As especialistas acrescentam que “além de avaliar a extensão das estruturas a ressecar, temos de ter os nossos doentes muito bem estudados do ponto de vista funcional (cardio-respiratório, nutricional, entre outros) e escolher a abordagem que mais se adequa clinicamente, que na maioria dos casos, será a cirurgia vídeo-toracoscopica (minimamente invasiva) que é atualmente o gold standard. Outra opção dentro da cirurgia minimamente invasiva é a cirurgia robótica que tem a vantagem de uma visualização 3D e uma exponenciação da precisão cirúrgica que podem facilitar a dissecção. A cirurgia convencional (“aberta”) tem ainda também um papel importante, nos casos em que outra abordagem não permita concluir com segurança e especificações da cirurgia oncológica.
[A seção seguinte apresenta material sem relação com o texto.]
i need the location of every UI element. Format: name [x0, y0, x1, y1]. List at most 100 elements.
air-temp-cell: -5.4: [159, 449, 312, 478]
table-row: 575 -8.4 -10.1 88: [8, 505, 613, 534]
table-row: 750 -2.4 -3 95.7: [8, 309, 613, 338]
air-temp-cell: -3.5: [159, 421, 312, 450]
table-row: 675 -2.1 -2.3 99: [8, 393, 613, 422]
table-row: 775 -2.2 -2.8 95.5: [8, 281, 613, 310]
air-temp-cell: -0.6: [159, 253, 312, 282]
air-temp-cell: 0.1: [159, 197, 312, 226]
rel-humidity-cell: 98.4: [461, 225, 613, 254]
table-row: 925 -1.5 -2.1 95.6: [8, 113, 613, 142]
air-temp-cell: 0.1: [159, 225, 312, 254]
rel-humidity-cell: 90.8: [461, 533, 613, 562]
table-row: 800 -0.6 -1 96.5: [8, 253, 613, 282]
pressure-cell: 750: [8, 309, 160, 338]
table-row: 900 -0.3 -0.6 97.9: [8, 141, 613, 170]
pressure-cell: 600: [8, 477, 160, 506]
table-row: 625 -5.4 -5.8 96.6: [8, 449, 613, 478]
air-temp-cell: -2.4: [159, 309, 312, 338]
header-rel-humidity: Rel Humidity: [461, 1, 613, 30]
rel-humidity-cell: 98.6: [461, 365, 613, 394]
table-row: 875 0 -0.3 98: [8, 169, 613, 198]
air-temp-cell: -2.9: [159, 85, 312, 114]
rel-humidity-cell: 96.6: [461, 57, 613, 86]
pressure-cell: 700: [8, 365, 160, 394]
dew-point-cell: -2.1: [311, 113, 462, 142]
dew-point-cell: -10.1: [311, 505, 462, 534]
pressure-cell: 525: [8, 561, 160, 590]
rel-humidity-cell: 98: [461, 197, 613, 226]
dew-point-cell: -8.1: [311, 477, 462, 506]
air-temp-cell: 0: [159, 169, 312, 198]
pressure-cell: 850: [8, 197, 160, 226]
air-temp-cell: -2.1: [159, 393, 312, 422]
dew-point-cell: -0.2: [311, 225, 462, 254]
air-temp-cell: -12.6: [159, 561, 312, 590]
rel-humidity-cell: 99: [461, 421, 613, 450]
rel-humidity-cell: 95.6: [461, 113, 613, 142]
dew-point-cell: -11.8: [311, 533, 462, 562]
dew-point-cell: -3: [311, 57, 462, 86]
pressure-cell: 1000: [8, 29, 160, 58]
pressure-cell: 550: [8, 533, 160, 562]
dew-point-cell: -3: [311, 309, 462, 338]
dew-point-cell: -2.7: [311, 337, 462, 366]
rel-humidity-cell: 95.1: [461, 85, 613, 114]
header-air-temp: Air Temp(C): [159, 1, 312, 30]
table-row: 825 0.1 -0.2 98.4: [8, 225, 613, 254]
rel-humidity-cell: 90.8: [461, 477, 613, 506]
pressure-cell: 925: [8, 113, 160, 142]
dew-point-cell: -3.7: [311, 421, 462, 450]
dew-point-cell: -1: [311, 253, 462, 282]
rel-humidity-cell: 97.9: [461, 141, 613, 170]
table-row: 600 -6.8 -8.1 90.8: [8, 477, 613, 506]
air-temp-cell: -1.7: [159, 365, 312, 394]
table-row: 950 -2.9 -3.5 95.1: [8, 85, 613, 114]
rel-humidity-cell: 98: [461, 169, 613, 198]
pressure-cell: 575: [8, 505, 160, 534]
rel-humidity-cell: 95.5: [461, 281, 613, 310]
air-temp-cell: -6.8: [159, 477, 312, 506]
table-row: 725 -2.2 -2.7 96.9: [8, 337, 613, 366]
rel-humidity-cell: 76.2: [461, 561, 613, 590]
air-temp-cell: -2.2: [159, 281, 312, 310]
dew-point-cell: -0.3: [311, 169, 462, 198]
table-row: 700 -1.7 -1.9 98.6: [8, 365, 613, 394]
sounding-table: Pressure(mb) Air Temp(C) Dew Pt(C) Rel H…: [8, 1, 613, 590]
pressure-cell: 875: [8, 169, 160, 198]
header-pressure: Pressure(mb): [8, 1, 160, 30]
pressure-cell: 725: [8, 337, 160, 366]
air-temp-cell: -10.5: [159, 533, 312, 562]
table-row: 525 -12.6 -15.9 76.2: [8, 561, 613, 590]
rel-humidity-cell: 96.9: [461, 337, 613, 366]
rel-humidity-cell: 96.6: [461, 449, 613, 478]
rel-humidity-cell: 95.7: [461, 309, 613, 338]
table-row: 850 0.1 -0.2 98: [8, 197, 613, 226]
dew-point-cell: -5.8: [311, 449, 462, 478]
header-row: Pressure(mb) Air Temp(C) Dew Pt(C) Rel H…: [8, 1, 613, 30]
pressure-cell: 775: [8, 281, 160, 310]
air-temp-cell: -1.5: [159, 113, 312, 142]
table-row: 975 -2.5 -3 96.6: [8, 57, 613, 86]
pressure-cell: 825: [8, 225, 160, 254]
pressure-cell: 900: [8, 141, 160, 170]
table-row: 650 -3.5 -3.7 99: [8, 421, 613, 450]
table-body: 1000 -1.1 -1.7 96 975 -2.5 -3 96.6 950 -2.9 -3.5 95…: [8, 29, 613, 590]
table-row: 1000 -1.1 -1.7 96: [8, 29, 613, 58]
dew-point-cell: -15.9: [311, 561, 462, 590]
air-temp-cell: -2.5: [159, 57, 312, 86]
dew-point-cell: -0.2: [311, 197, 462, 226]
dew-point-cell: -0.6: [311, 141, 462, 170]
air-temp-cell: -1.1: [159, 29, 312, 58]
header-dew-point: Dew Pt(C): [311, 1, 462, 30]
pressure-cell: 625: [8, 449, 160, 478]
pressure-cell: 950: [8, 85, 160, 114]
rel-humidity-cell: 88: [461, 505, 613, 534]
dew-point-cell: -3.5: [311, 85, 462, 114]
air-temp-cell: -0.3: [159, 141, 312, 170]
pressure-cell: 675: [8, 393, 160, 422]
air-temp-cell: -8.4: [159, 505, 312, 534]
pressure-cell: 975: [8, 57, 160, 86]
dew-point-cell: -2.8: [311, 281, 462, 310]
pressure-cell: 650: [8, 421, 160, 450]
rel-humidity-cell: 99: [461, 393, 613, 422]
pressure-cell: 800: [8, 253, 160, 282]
A par da evolução da técnica cirúrgica, outras modalidades terapêuticas têm permitido melhores resultados de sobrevivência e de qualidade de vida dos doentes com cancro do pulmão. Desde logo a redução do consumo de produtos de tabaco, nomeadamente em países economicamente mais desenvolvidos, o rastreio do cancro do pulmão, que tem permitido diagnósticos mais precoces e uma redução da mortalidade, e o desenvolvimento de tratamentos sistémicos mais eficazes tais como a imunoterapia e de terapêuticas dirigidas a alterações específicas dos tumores.
No âmbito do Dia Mundial do Cancro do Pulmão, a Sociedade Portuguesa de Pneumologia indica que vai reforçar a divulgação de mensagens alusivas a este tema nas suas redes sociais e em mupis espalhados pelas várias cidades do país.